AIRING: TV stations statewide starting May 2

KEY CLAIM: “While Wolf served in Harrisburg as the state’s top tax collector, our taxes went through the roof. And higher taxes led to 152,000 PA workers losing their jobs and unemployment going up almost 50 percent. … Corbett lowered taxes, creating 150,000 new jobs and PA’s unemployment rate dramatically fell.”

ANALYSIS: The ad targets Wolf’s service as revenue secretary in 2007 and 2008 under former Gov. Ed Rendell, who appointed him to the post. As revenue secretary, Wolf’s job was to administer the state’s tax laws, oversee tax collection and run the Pennsylvania Lottery.
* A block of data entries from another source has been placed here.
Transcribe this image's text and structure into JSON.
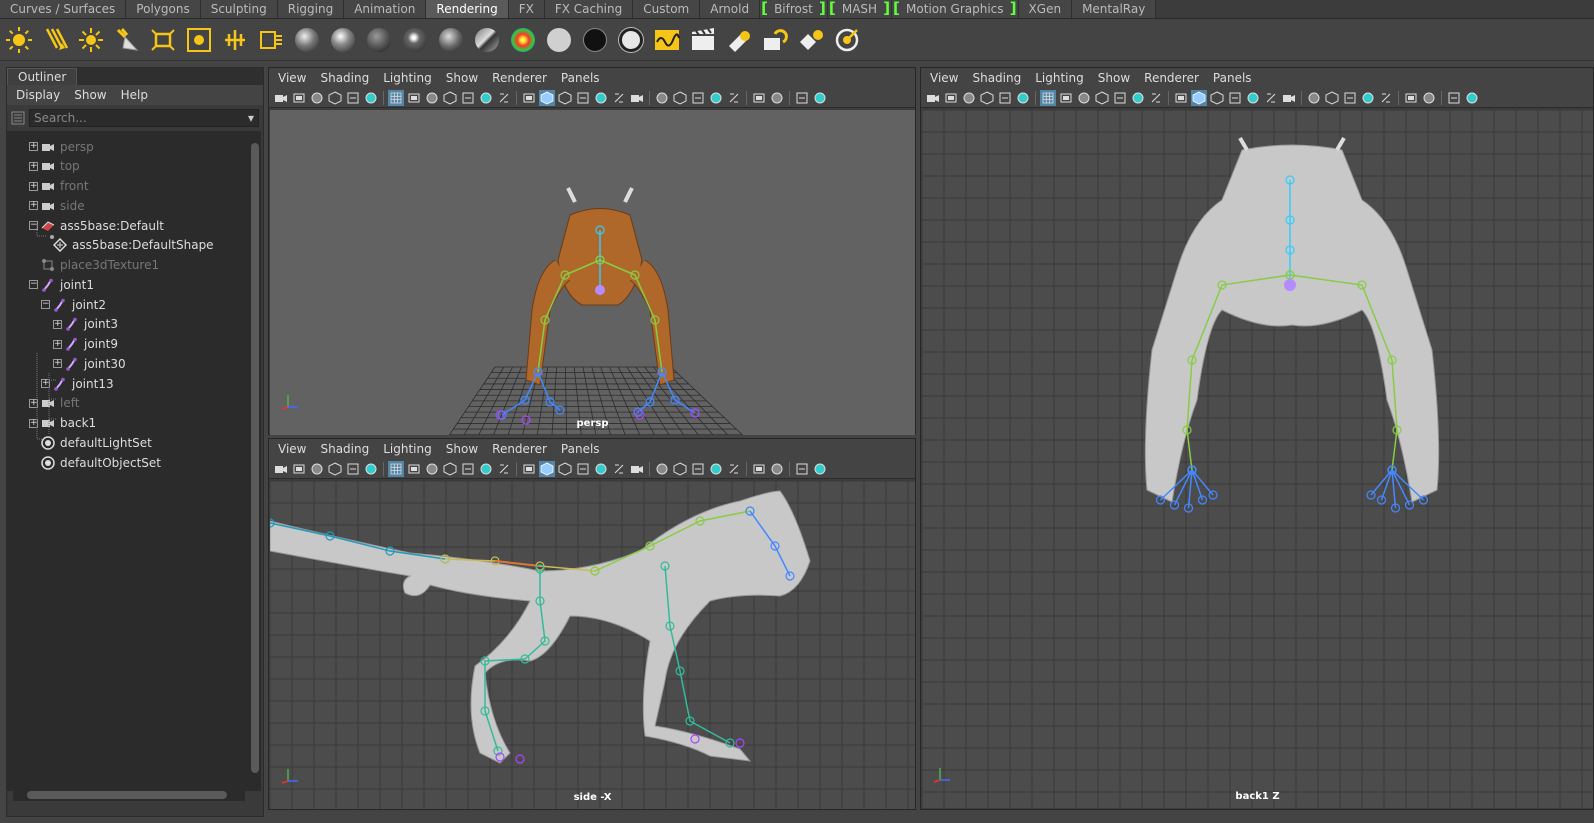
{
  "shelf_tabs": [
    {
      "label": "Curves / Surfaces",
      "active": false,
      "bracket": false
    },
    {
      "label": "Polygons",
      "active": false,
      "bracket": false
    },
    {
      "label": "Sculpting",
      "active": false,
      "bracket": false
    },
    {
      "label": "Rigging",
      "active": false,
      "bracket": false
    },
    {
      "label": "Animation",
      "active": false,
      "bracket": false
    },
    {
      "label": "Rendering",
      "active": true,
      "bracket": false
    },
    {
      "label": "FX",
      "active": false,
      "bracket": false
    },
    {
      "label": "FX Caching",
      "active": false,
      "bracket": false
    },
    {
      "label": "Custom",
      "active": false,
      "bracket": false
    },
    {
      "label": "Arnold",
      "active": false,
      "bracket": false
    },
    {
      "label": "Bifrost",
      "active": false,
      "bracket": true
    },
    {
      "label": "MASH",
      "active": false,
      "bracket": true
    },
    {
      "label": "Motion Graphics",
      "active": false,
      "bracket": true
    },
    {
      "label": "XGen",
      "active": false,
      "bracket": false
    },
    {
      "label": "MentalRay",
      "active": false,
      "bracket": false
    }
  ],
  "shelf_icons": [
    "ambient-light-icon",
    "directional-light-icon",
    "point-light-icon",
    "spot-light-icon",
    "area-light-icon",
    "volume-light-icon",
    "create-camera-icon",
    "camera-aim-icon",
    "lambert-material-icon",
    "blinn-material-icon",
    "phong-material-icon",
    "phong-e-material-icon",
    "anisotropic-material-icon",
    "layered-shader-icon",
    "ramp-shader-icon",
    "surface-shader-white-icon",
    "use-background-shader-icon",
    "shading-map-icon",
    "render-view-icon",
    "render-current-frame-icon",
    "ipr-render-icon",
    "render-settings-icon",
    "hypershade-icon",
    "render-globals-icon"
  ],
  "outliner": {
    "tab": "Outliner",
    "menu": [
      "Display",
      "Show",
      "Help"
    ],
    "search_placeholder": "Search...",
    "items": [
      {
        "label": "persp",
        "icon": "camera-icon",
        "dim": true,
        "expand": "+"
      },
      {
        "label": "top",
        "icon": "camera-icon",
        "dim": true,
        "expand": "+"
      },
      {
        "label": "front",
        "icon": "camera-icon",
        "dim": true,
        "expand": "+"
      },
      {
        "label": "side",
        "icon": "camera-icon",
        "dim": true,
        "expand": "+"
      },
      {
        "label": "ass5base:Default",
        "icon": "mesh-transform-icon",
        "dim": false,
        "expand": "−"
      },
      {
        "label": "ass5base:DefaultShape",
        "icon": "mesh-shape-icon",
        "dim": false,
        "expand": ""
      },
      {
        "label": "place3dTexture1",
        "icon": "place3d-texture-icon",
        "dim": true,
        "expand": ""
      },
      {
        "label": "joint1",
        "icon": "joint-icon",
        "dim": false,
        "expand": "−"
      },
      {
        "label": "joint2",
        "icon": "joint-icon",
        "dim": false,
        "expand": "−"
      },
      {
        "label": "joint3",
        "icon": "joint-icon",
        "dim": false,
        "expand": "+"
      },
      {
        "label": "joint9",
        "icon": "joint-icon",
        "dim": false,
        "expand": "+"
      },
      {
        "label": "joint30",
        "icon": "joint-icon",
        "dim": false,
        "expand": "+"
      },
      {
        "label": "joint13",
        "icon": "joint-icon",
        "dim": false,
        "expand": "+"
      },
      {
        "label": "left",
        "icon": "camera-icon",
        "dim": true,
        "expand": "+"
      },
      {
        "label": "back1",
        "icon": "camera-icon",
        "dim": false,
        "expand": "+"
      },
      {
        "label": "defaultLightSet",
        "icon": "object-set-icon",
        "dim": false,
        "expand": ""
      },
      {
        "label": "defaultObjectSet",
        "icon": "object-set-icon",
        "dim": false,
        "expand": ""
      }
    ]
  },
  "panel_menu": [
    "View",
    "Shading",
    "Lighting",
    "Show",
    "Renderer",
    "Panels"
  ],
  "viewports": {
    "persp": {
      "label": "persp"
    },
    "side": {
      "label": "side -X"
    },
    "back": {
      "label": "back1 Z"
    }
  },
  "colors": {
    "active_tab": "#5a5a5a",
    "toggle_on": "#5285a6",
    "bracket": "#5fff3f",
    "creature_textured": "#b0672a",
    "creature_gray": "#c8c8c8",
    "grid_bg": "#4c4c4c"
  }
}
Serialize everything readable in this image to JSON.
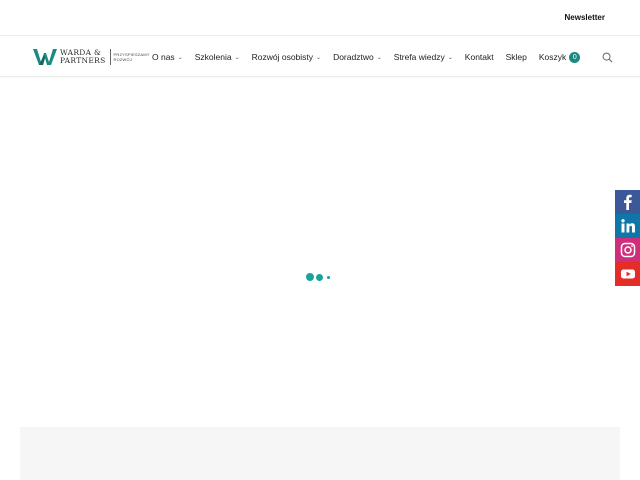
{
  "topbar": {
    "newsletter_label": "Newsletter"
  },
  "logo": {
    "line1": "WARDA &",
    "line2": "PARTNERS",
    "tag1": "PRZYSPIESZAMY",
    "tag2": "ROZWÓJ"
  },
  "nav": {
    "items": [
      {
        "label": "O nas",
        "has_dropdown": true
      },
      {
        "label": "Szkolenia",
        "has_dropdown": true
      },
      {
        "label": "Rozwój osobisty",
        "has_dropdown": true
      },
      {
        "label": "Doradztwo",
        "has_dropdown": true
      },
      {
        "label": "Strefa wiedzy",
        "has_dropdown": true
      },
      {
        "label": "Kontakt",
        "has_dropdown": false
      },
      {
        "label": "Sklep",
        "has_dropdown": false
      }
    ],
    "cart_label": "Koszyk",
    "cart_count": "0"
  },
  "social": [
    "facebook-icon",
    "linkedin-icon",
    "instagram-icon",
    "youtube-icon"
  ],
  "colors": {
    "accent": "#1a8a82",
    "loader": "#1aa39a",
    "facebook": "#3b5998",
    "linkedin": "#0e76a8",
    "instagram": "#cf2e7a",
    "youtube": "#e52d27"
  }
}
No broad-based state tax increases occurred in 2007 or 2008, although Wolf joined the Rendell administration in advocating, unsuccessfully, for raising the sales tax and imposing a new tax on major oil companies’ gross profits.

The ad tries to tie Wolf to job losses and rising unemployment during his tenure, but both occurred in every state amid the national recession.

As to Corbett’s actions on taxes, the governor signed various pieces of legislation lowering business taxes. But in November, he also signed a transportation funding law that is resulting in higher taxes on fuel and higher fees and fines on motorists.

On Corbett’s claim his policies created 150,000 new jobs, economists say the drop in unemployment reflects national economic trends - every state has seen unemployment decline as part of the recession’s recovery, regardless of tax policy - and that governors tend to have little or no effect on short-term employment trends.